Everplans co-founder Abby Schneiderman came to a realization when she was planning her wedding six years ago. Schneiderman was using wedding-planning websites, apps and calendars to organize the seemingly-infinite amount of moving parts that planning a wedding involves.
When she took a longer view of her post-wedding life, she found that there were plenty of services that would help her plan for retirement. But no one was offering to help her plan for beyond that, or, if she didn’t make it that far.
“The first idea for Everplans was to create the first consumer brand in end of life planning and help people navigate this topic in a way that was more modern and sophisticated and in a way that spoke to people like other sites that exist to help plan for other life stages,” Schneiderman said in an interview with Benzinga.

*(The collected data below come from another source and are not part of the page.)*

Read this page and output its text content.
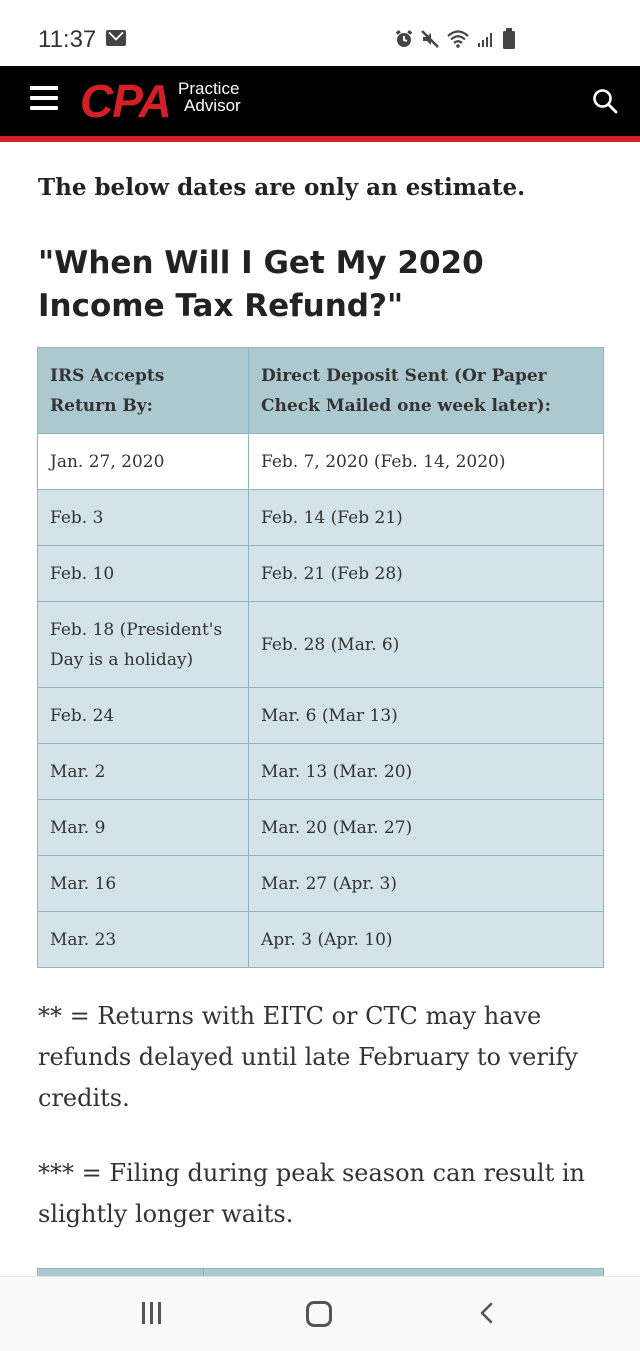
11:37
CPA Practice
Advisor
The below dates are only an estimate.
"When Will I Get My 2020 Income Tax Refund?"
IRS Accepts Return By:	Direct Deposit Sent (Or Paper Check Mailed one week later):
Jan. 27, 2020	Feb. 7, 2020 (Feb. 14, 2020)
Feb. 3	Feb. 14 (Feb 21)
Feb. 10	Feb. 21 (Feb 28)
Feb. 18 (President's Day is a holiday)	Feb. 28 (Mar. 6)
Feb. 24	Mar. 6 (Mar 13)
Mar. 2	Mar. 13 (Mar. 20)
Mar. 9	Mar. 20 (Mar. 27)
Mar. 16	Mar. 27 (Apr. 3)
Mar. 23	Apr. 3 (Apr. 10)

** = Returns with EITC or CTC may have refunds delayed until late February to verify credits.

*** = Filing during peak season can result in slightly longer waits.
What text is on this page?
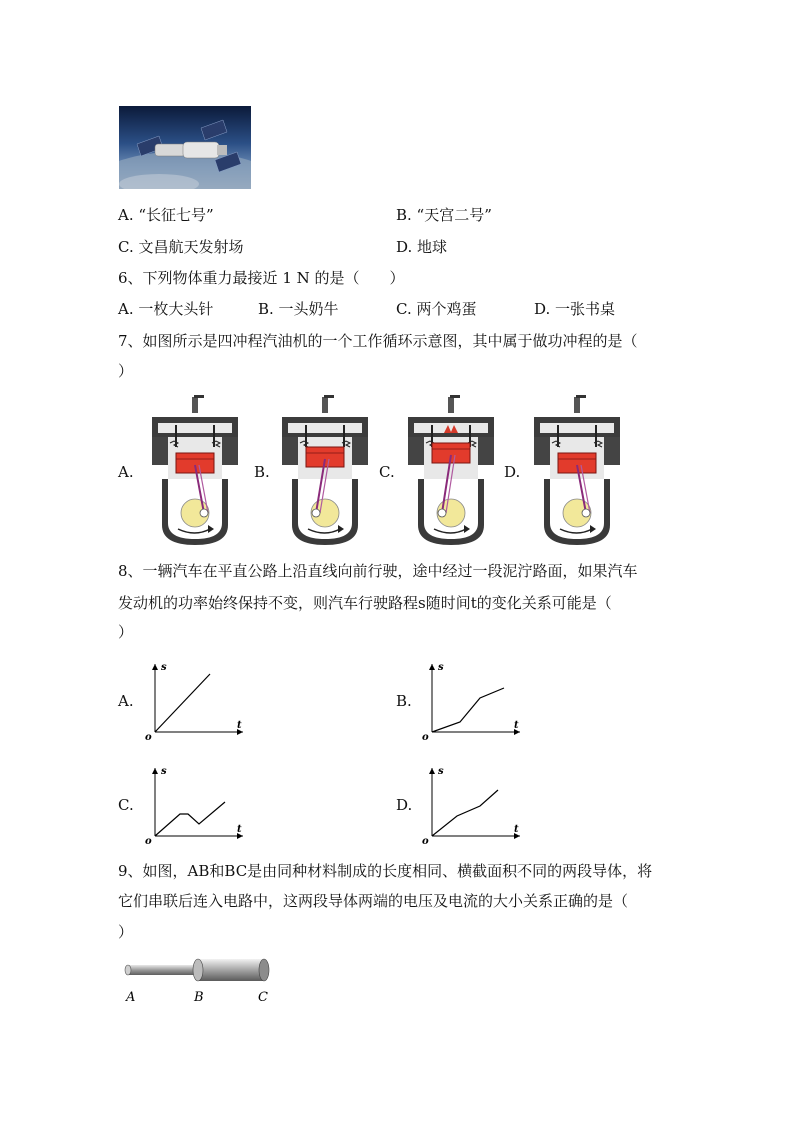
A. “长征七号”	B. “天宫二号”
C. 文昌航天发射场	D. 地球
6、下列物体重力最接近 1 N 的是（　　）
A. 一枚大头针	B. 一头奶牛	C. 两个鸡蛋	D. 一张书桌
7、如图所示是四冲程汽油机的一个工作循环示意图，其中属于做功冲程的是（
）
A.	B.	C.	D.
8、一辆汽车在平直公路上沿直线向前行驶，途中经过一段泥泞路面，如果汽车
发动机的功率始终保持不变，则汽车行驶路程s随时间t的变化关系可能是（
）
A.	B.
C.	D.
s
t
o
s
t
o
s
t
o
s
t
o
9、如图，AB和BC是由同种材料制成的长度相同、横截面积不同的两段导体，将
它们串联后连入电路中，这两段导体两端的电压及电流的大小关系正确的是（
）
A	B	C
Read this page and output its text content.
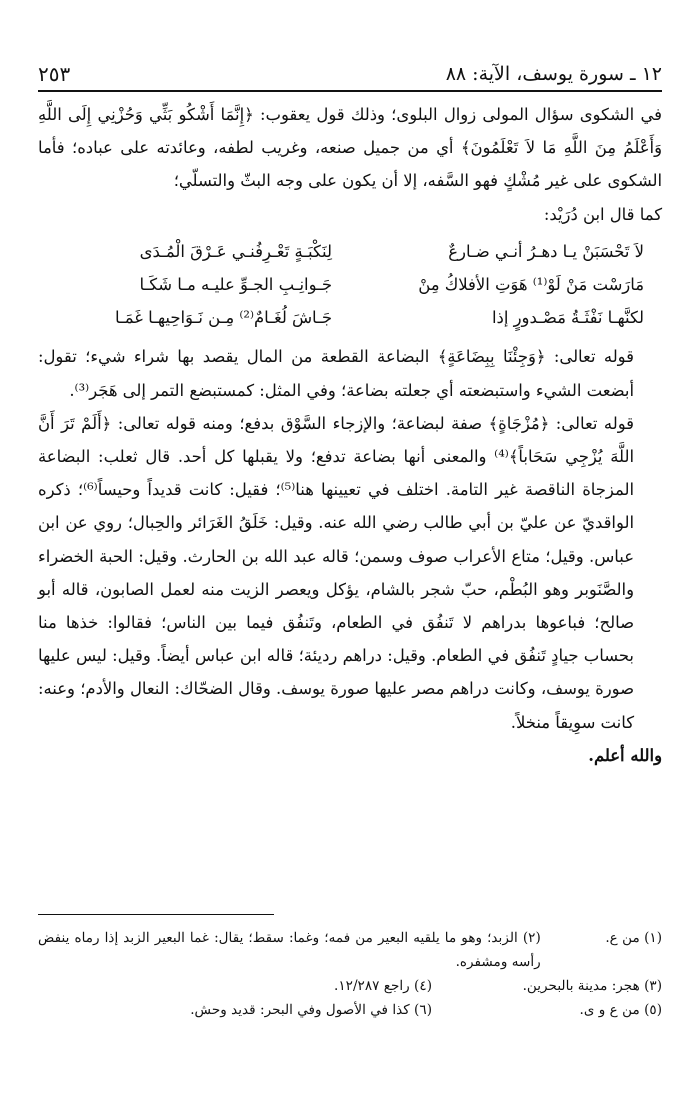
١٢ ـ سورة يوسف، الآية: ٨٨
٢٥٣

في الشكوى سؤال المولى زوال البلوى؛ وذلك قول يعقوب: ﴿إِنَّمَا أَشْكُو بَثِّي وَحُزْنِي إِلَى اللَّهِ وَأَعْلَمُ مِنَ اللَّهِ مَا لاَ تَعْلَمُونَ﴾ أي من جميل صنعه، وغريب لطفه، وعائدته على عباده؛ فأما الشكوى على غير مُشْكٍ فهو السَّفه، إلا أن يكون على وجه البثّ والتسلّي؛

كما قال ابن دُرَيْد:

لاَ تَحْسَبَنْ يـا دهـرُ أنـي ضـارعٌ
لِنَكْبَـةٍ تَعْـرِفُنـي عَـرْقَ الْمُـدَى
مَارَسْت مَنْ لَوْ⁽¹⁾ هَوَتِ الأفلاكُ مِنْ
جَـوانِـبِ الجـوِّ عليـه مـا شَكَـا
لكنَّهـا نَفْثَـةُ مَصْـدورٍ إذا
جَـاشَ لُغَـامٌ⁽²⁾ مِـن نَـوَاحِيهـا غَمَـا

قوله تعالى: ﴿وَجِئْنَا بِبِضَاعَةٍ﴾ البضاعة القطعة من المال يقصد بها شراء شيء؛ تقول: أبضعت الشيء واستبضعته أي جعلته بضاعة؛ وفي المثل: كمستبضع التمر إلى هَجَر⁽³⁾.

قوله تعالى: ﴿مُزْجَاةٍ﴾ صفة لبضاعة؛ والإزجاء السَّوْق بدفع؛ ومنه قوله تعالى: ﴿أَلَمْ تَرَ أَنَّ اللَّهَ يُزْجِي سَحَاباً﴾⁽⁴⁾ والمعنى أنها بضاعة تدفع؛ ولا يقبلها كل أحد. قال ثعلب: البضاعة المزجاة الناقصة غير التامة. اختلف في تعيينها هنا⁽⁵⁾؛ فقيل: كانت قديداً وحيساً⁽⁶⁾؛ ذكره الواقديّ عن عليّ بن أبي طالب رضي الله عنه. وقيل: خَلَقُ الغَرَائر والحِبال؛ روي عن ابن عباس. وقيل؛ متاع الأعراب صوف وسمن؛ قاله عبد الله بن الحارث. وقيل: الحبة الخضراء والصَّنَوبر وهو البُطْم، حبّ شجر بالشام، يؤكل ويعصر الزيت منه لعمل الصابون، قاله أبو صالح؛ فباعوها بدراهم لا تَنفُق في الطعام، وتَنفُق فيما بين الناس؛ فقالوا: خذها منا بحساب جيادٍ تَنفُق في الطعام. وقيل: دراهم رديئة؛ قاله ابن عباس أيضاً. وقيل: ليس عليها صورة يوسف، وكانت دراهم مصر عليها صورة يوسف. وقال الضحّاك: النعال والأدم؛ وعنه: كانت سوِيقاً منخلاً.

والله أعلم.

(١) من ع.
(٢) الزبد؛ وهو ما يلقيه البعير من فمه؛ وغما: سقط؛ يقال: غما البعير الزبد إذا رماه ينفض رأسه ومشفره.
(٣) هجر: مدينة بالبحرين.
(٤) راجع ١٢/٢٨٧.
(٥) من ع و ى.
(٦) كذا في الأصول وفي البحر: قديد وحش.
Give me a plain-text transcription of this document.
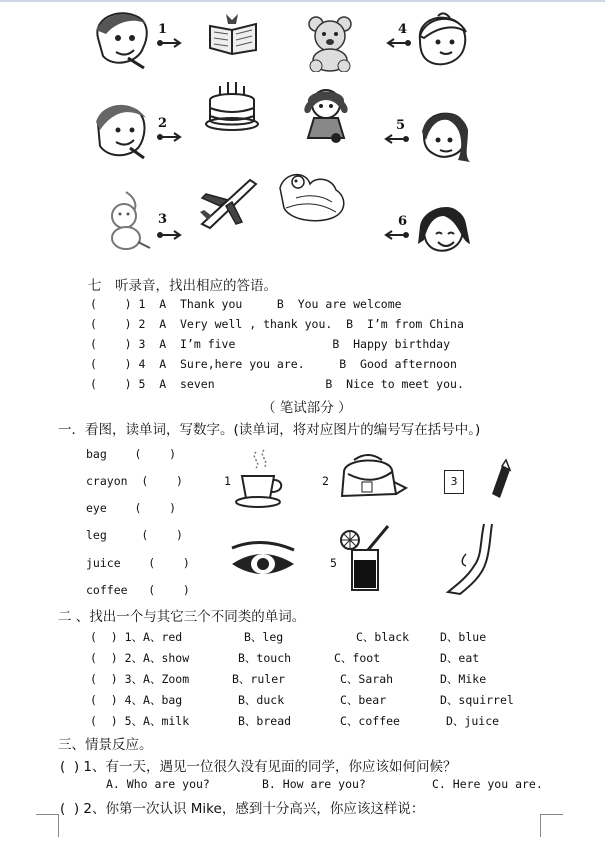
1	4
2	5
3	6
七　听录音，找出相应的答语。
(    ) 1  A  Thank you     B  You are welcome
(    ) 2  A  Very well , thank you.  B  I’m from China
(    ) 3  A  I’m five              B  Happy birthday
(    ) 4  A  Sure,here you are.     B  Good afternoon
(    ) 5  A  seven                B  Nice to meet you.
（ 笔试部分 ）
一．看图，读单词，写数字。(读单词，将对应图片的编号写在括号中。)
bag    (    )
crayon  (    )
eye    (    )
leg     (    )
juice    (    )
coffee   (    )
1	2	3
5
二 、找出一个与其它三个不同类的单词。
(  ) 1、A、red	B、leg	C、black	D、blue
(  ) 2、A、show	B、touch	C、foot	D、eat
(  ) 3、A、Zoom	B、ruler	C、Sarah	D、Mike
(  ) 4、A、bag	B、duck	C、bear	D、squirrel
(  ) 5、A、milk	B、bread	C、coffee	D、juice
三、情景反应。
(  ) 1、有一天，遇见一位很久没有见面的同学，你应该如何问候？
A. Who are you?	B. How are you?	C. Here you are.
(  ) 2、你第一次认识 Mike，感到十分高兴，你应该这样说：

To build her business, Schneiderman took an unusual tack. Schneiderman and her co-founder Adam Seifer created Everplans by writing hundreds of articles about finding the best life insurance, how to pay for funerals, and the end-of-life traditions of various faiths.
“We wrote over 500 original articles on everything from how do you write a will to what to wear to a funeral, and everything in between,” said Schneiderman. “The light bulb went off for us when we noticed that we were the No. 1 organic listing for “get help finding life insurance.”
Everplans’ SEO success came with some personal tragedy for Schneiderman. About a year after founding the company, her brother died at 51 in a car accident. She said it was a “disaster” for her family to figure out how he would have wanted to settle his affairs.
“In the event that there is a death in the family, whether it is a tragic car accident or a death that occurs for natural reasons, families are left in a nightmare situation,” Schneiderman said. “We found we could really be helpful by going beyond providing content. What if we could help people get a plan in place ahead of time? We could become invaluable to people at a critical moment in their lives. So that’s what we set out to do.”
Everplans has two primary products: a retail site that costs $75/year and an enterprise product called Everplans Professional, which allows financial advisors and estate attorneys to offer the planning service to their clients to build a deeper bond beyond the numbers. Both the consumer and professional platforms help users organize, store and share all their legal, financial, healthcare and personal information so their loved ones can find it when they need it.
Everplans now has over 2,500 articles on its site, as well as state-by-state guides, checklists and worksheets. The editorial content is overseen by Gene Newman, former editor-in-chief of Maxim’s online properties.
“The articles on our site look more like articles that you would find on a site like Buzzfeed than it does a site talking about planning for insurance,” Schneiderman said. “We really did that on purpose. The type of content that we have, the topics that we’re covering are things like digital cheat sheets, how to create a digital estate plan. We are walking people through the topics in a really nice and simple way and talking to them in a tone that is really very human.”
The strategy is paying off for the company. Everplans has raised over $15 million to date, most recently closing a $6 million Series A in June.